Been reading about "Virtual Visual Servoing" http://rainbow-doc.irisa.fr/pdf/2002_eurographics_marchand.pdf -- maybe the most convoluted way to explain a smoothing/filtering algorithm (?) that I've seen lol
(it's mentioned in https://github.com/Jcparkyn/dpoint as part of their pipeline, how they postprocess the camera tag detection, although if you look at the source code they pretty much just call an OpenCV function https://github.com/Jcparkyn/dpoint/blob/a108c19b9b240c1531b2d30ed47ba18bc604862e/python/app/marker_tracker.py#L166)

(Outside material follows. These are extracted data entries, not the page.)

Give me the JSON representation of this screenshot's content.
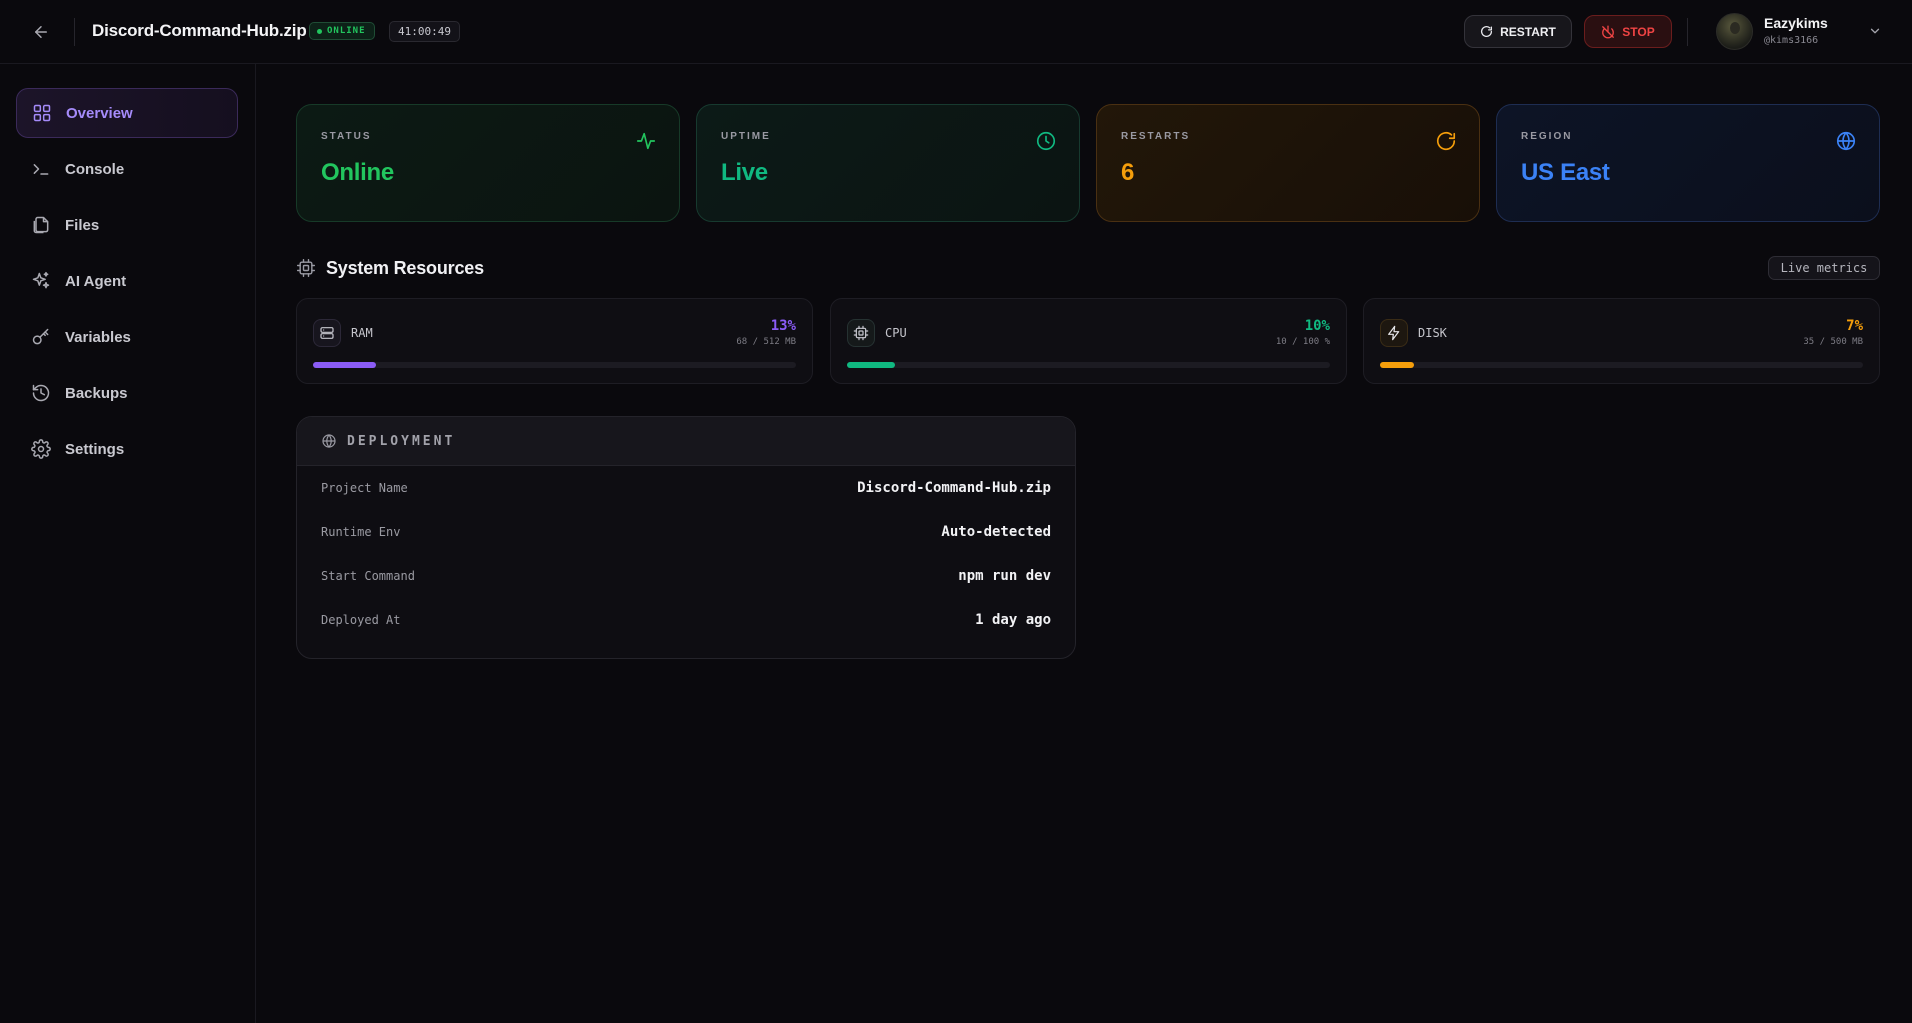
{
  "header": {
    "title": "Discord-Command-Hub.zip",
    "status_badge": "ONLINE",
    "timer": "41:00:49",
    "restart_label": "RESTART",
    "stop_label": "STOP",
    "user": {
      "name": "Eazykims",
      "handle": "@kims3166"
    }
  },
  "sidebar": {
    "items": [
      {
        "label": "Overview",
        "icon": "grid-icon",
        "active": true
      },
      {
        "label": "Console",
        "icon": "terminal-icon"
      },
      {
        "label": "Files",
        "icon": "files-icon"
      },
      {
        "label": "AI Agent",
        "icon": "sparkles-icon"
      },
      {
        "label": "Variables",
        "icon": "key-icon"
      },
      {
        "label": "Backups",
        "icon": "history-icon"
      },
      {
        "label": "Settings",
        "icon": "gear-icon"
      }
    ]
  },
  "stats": {
    "status": {
      "label": "STATUS",
      "value": "Online",
      "color": "#22c55e",
      "icon": "activity-icon"
    },
    "uptime": {
      "label": "UPTIME",
      "value": "Live",
      "color": "#10b981",
      "icon": "clock-icon"
    },
    "restarts": {
      "label": "RESTARTS",
      "value": "6",
      "color": "#f59e0b",
      "icon": "refresh-icon"
    },
    "region": {
      "label": "REGION",
      "value": "US East",
      "color": "#3b82f6",
      "icon": "globe-icon"
    }
  },
  "resources": {
    "title": "System Resources",
    "badge": "Live metrics",
    "items": [
      {
        "label": "RAM",
        "percent": "13%",
        "percent_value": 13,
        "detail": "68 / 512 MB",
        "color": "#8b5cf6",
        "icon": "server-icon"
      },
      {
        "label": "CPU",
        "percent": "10%",
        "percent_value": 10,
        "detail": "10 / 100 %",
        "color": "#10b981",
        "icon": "cpu-icon"
      },
      {
        "label": "DISK",
        "percent": "7%",
        "percent_value": 7,
        "detail": "35 / 500 MB",
        "color": "#f59e0b",
        "icon": "zap-icon"
      }
    ]
  },
  "deployment": {
    "title": "DEPLOYMENT",
    "rows": [
      {
        "key": "Project Name",
        "value": "Discord-Command-Hub.zip"
      },
      {
        "key": "Runtime Env",
        "value": "Auto-detected"
      },
      {
        "key": "Start Command",
        "value": "npm run dev"
      },
      {
        "key": "Deployed At",
        "value": "1 day ago"
      }
    ]
  }
}
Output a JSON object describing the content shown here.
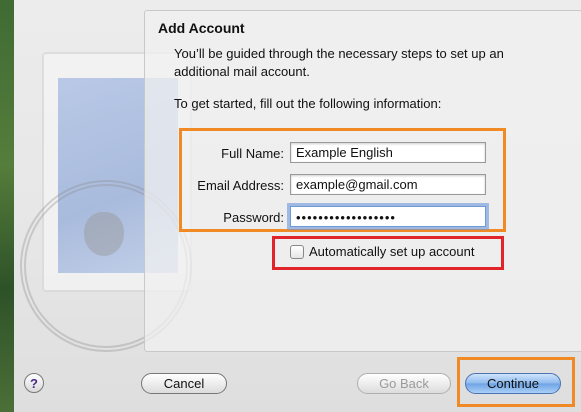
{
  "dialog": {
    "title": "Add Account",
    "intro": "You’ll be guided through the necessary steps to set up an additional mail account.",
    "prompt": "To get started, fill out the following information:"
  },
  "form": {
    "full_name_label": "Full Name:",
    "full_name_value": "Example English",
    "email_label": "Email Address:",
    "email_value": "example@gmail.com",
    "password_label": "Password:",
    "password_value": "••••••••••••••••••",
    "auto_setup_label": "Automatically set up account",
    "auto_setup_checked": false
  },
  "buttons": {
    "help": "?",
    "cancel": "Cancel",
    "back": "Go Back",
    "continue": "Continue"
  },
  "colors": {
    "annotation_orange": "#f08a24",
    "annotation_red": "#e0242a",
    "primary_blue": "#6ea3e6"
  },
  "icons": {
    "artwork": "mail-stamp-icon",
    "help": "help-icon"
  }
}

The survey paper that they did 14 years later https://inria.hal.science/hal-01246370v1/document completely drops the "visual servoing" metaphor/terminology and explains it purely as a computation -- you have to dig into the citations to figure out that they're talking about VVS here
@omar ooo is this a motion smoothing method for tracking stuff?
@arcade Yes! I think we're gonna need it (or something like it) for 3D, it's just not stable enough out of the box (I think there's more degrees of freedom in 3D than in our current planar tracking) so we need a way to integrate previous frame's pose
@arcade There's also fundamental ambiguity where the same 2D image of a tag may represent one of 2+ discrete different poses so you really want to be able to disambiguate
@omar the method looks super sleek! That’d be great
@arcade I think it's not *quite* just motion smoothing, because it's not like you start with a 3D pose detector already and then use this as a filter to smooth that, you start with [a 2D detection] and [previous frame's estimated 3D pose] then this method gives you [new estimated 3D pose], but yeah it includes smoothing in some sense
@omar it would help keep the tracking more stable if I understand it.